As already stated, there is no UART communication between the MCU and the PC - it's all USB communication. And USB doesn't need a baudrate - so the baudrate setting in Serial.begin is ignored ( it can even be omitted). If you set a baudrate at the PC side, this information is sent to the R4, but normally it will ignore it. In your sketch it is simply printed.

That should simply work. I tried with putty, and it worked.

[Edit] The R3 is different, because there is a UART communication betweend MCU (ATmega328) and the UART-USB converter (Mostly ATMega16u2 or CH340). The converter sets its baudrate to the value it receives from the PC, and the MCU must be set to the same baudrate.

@KurtE, @MicroBahner,

Thank you for clarifying. But in the end, my C# program to communicate with the R4 Minima still didn't work.

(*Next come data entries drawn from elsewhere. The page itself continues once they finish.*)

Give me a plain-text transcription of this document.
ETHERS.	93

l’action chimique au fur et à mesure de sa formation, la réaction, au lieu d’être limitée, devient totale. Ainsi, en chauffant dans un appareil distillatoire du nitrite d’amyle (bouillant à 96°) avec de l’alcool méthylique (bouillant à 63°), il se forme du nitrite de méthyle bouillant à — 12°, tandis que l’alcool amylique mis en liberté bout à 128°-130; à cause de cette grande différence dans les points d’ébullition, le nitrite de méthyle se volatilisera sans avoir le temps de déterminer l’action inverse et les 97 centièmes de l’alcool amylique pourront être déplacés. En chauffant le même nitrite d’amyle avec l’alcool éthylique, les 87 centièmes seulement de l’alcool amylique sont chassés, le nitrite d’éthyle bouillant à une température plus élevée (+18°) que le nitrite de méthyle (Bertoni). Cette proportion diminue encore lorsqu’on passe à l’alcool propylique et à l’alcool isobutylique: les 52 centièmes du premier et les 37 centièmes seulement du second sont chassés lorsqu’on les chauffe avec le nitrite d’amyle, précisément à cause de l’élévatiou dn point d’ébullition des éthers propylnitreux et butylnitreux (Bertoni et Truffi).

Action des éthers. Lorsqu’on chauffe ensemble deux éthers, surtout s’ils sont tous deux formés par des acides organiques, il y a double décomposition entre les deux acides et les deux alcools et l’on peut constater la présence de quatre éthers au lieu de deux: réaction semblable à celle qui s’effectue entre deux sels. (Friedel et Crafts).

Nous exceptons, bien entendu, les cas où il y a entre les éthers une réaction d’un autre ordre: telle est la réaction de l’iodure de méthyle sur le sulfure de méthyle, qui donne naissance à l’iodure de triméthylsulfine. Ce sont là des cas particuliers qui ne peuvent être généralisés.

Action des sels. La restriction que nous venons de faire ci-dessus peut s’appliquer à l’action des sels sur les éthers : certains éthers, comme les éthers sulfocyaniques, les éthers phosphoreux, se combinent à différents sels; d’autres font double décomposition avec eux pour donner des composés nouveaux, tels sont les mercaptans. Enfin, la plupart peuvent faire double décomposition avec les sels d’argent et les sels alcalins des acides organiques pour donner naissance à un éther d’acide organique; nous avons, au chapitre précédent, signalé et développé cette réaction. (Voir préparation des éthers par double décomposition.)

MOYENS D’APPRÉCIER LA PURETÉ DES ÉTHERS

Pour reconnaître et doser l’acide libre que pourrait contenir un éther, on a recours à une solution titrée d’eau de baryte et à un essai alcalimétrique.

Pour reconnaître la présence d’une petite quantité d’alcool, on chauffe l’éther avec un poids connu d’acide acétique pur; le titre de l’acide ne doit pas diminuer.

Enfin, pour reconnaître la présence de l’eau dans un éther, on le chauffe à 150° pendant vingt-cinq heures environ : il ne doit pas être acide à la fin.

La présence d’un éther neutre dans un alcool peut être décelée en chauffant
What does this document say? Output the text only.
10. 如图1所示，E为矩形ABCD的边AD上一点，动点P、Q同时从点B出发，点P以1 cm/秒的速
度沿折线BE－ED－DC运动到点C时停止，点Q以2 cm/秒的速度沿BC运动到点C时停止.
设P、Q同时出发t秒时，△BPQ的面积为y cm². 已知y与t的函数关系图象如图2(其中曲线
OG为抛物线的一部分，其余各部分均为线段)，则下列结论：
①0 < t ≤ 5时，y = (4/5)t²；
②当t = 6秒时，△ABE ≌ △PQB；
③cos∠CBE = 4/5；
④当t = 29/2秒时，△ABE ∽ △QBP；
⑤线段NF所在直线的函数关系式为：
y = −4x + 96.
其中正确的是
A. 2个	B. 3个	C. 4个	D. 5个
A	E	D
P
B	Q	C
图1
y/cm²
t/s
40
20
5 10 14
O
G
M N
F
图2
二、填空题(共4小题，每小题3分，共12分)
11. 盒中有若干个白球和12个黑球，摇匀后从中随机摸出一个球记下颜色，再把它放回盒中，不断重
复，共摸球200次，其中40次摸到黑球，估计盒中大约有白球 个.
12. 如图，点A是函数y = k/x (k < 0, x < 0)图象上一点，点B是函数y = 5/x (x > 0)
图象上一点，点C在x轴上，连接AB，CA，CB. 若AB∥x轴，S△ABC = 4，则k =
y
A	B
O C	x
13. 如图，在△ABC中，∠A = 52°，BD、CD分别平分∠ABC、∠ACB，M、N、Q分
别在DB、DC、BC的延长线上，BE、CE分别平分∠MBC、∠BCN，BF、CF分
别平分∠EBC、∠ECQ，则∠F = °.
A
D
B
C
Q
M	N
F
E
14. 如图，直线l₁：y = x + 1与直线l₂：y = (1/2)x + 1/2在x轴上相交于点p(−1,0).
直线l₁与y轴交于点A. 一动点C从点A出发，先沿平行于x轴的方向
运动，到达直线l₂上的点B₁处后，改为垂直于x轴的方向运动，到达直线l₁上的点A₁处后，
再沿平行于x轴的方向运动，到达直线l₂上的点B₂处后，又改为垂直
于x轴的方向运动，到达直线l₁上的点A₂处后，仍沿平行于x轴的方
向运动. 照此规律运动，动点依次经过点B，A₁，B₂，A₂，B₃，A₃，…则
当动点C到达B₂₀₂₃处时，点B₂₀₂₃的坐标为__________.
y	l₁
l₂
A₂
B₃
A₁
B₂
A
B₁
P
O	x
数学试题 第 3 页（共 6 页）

Thanks to an other user and another forum entry I found the solution. You have to setup the serial port on the PC side (C# program) in a special way:

mySerialPort = new SerialPort(ComboPort.SelectedValue.ToString());
mySerialPort.BaudRate = 115200;
mySerialPort.Parity = Parity.None;
mySerialPort.StopBits = StopBits.One;
mySerialPort.DataBits = 8;
mySerialPort.Handshake = Handshake.None;
mySerialPort.DtrEnable = true; // needed to work with R4 Arduino
mySerialPort.RtsEnable = false;
mySerialPort.Encoding = ASCIIEncoding.ASCII;
mySerialPort.ReadTimeout = 500;
mySerialPort.WriteTimeout = 500;
mySerialPort.DataReceived += new SerialDataReceivedEventHandler(DataReceivedHandler);

Thank you guys,

Best regards,
Michael

I believe this is the critical line.

1 Like

Yes exactly, this is the critical setting, but I don't really know, what this means in an USB communication. As far as I know, DTR, RTS, DCT, etc. are unique in a standard serial connection.

It means nothing for USB communication. But the information is transmitted to the R4 Minima, and the question is whether it analyses and respects it. Obviously, Serial() only sends data if the information ‘DTR enabled’ has been received.

In the end the R4 emulates a standard serial connection over USB.